Human pulmonary artery fibroblasts (PAF) isolated from unused donor lungs and used between passages 3–6 were stimulated with BMP4 (10ng/ml), TGFβ1 (2ng/ml), BMP4+TGFβ1, or vehicle (Con). (A, C) Fold change in mRNA of ELN and FBN1 was measured four and eight hours after stimulation. (B, D) Representative immunoblots above and densitometry below for elastin in cell lysates and fibrillin-1 in conditioned media 48h after stimulation. Beta-actin and Ponceau staining were used as loading controls for cell lysates and conditioned media respectively. Fibrillin-1 is normalized to Con. Bars represent Mean±SEM of n=3–5 independent experiments, *p<0.05, **p<0.01, ***p<0.001 vs. Con, by one-way ANOVA and post-hoc Bonferroni test.

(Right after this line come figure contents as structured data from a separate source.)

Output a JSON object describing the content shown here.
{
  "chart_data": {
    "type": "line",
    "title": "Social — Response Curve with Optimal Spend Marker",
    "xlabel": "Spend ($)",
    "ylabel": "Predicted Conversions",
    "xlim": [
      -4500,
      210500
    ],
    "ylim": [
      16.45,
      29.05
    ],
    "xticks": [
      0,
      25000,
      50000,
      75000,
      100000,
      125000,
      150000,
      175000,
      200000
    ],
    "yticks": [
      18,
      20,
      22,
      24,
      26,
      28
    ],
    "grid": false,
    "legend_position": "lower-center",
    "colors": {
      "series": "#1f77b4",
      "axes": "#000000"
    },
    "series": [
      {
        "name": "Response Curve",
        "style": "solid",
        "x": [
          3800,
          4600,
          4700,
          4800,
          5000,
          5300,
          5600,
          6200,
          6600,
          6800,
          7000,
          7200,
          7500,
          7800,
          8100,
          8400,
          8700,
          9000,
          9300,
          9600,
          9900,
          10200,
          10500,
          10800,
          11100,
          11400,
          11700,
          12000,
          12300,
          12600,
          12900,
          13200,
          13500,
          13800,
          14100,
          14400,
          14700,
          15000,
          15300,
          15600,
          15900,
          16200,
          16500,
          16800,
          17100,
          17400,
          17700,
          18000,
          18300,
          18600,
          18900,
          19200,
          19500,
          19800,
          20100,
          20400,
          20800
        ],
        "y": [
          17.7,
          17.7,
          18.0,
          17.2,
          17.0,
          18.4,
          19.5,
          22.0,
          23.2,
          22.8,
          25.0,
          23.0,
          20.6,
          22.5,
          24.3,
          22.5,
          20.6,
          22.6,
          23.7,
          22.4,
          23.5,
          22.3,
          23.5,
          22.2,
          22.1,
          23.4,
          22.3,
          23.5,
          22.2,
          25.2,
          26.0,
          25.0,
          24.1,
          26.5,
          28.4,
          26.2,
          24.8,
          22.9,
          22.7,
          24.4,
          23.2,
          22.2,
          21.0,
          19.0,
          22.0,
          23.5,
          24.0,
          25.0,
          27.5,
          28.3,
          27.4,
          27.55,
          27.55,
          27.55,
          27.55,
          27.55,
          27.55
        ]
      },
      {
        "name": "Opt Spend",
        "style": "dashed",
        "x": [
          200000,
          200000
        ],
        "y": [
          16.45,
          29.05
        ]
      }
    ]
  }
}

(E, F) PAF of donor controls were seeded in glass chamber slides and grown for four days to confluence. Cells were starved overnight, then stimulated every other day for seven days with vehicle (Con), BMP4, TGFβ1 or BMP4+TGFβ1. Elastic fibers were visualized by indirect immunofluorescence of elastin (E) and fibrillin-1 (F). Right, fluorescence intensities quantified by Image J software and normalized to cell number assessed by nuclei DAPI staining. Scale bar=100μm. Bars represent Mean±SEM of n=4 independent experiments, **p<0.01, ****p<0.0001 vs. Con; ^###p<0.001, ^####p<0.0001 vs. BMP4; ^&&&&p<0.0001 vs. TGFβ1, by two-way ANOVA and post-hoc Bonferroni test.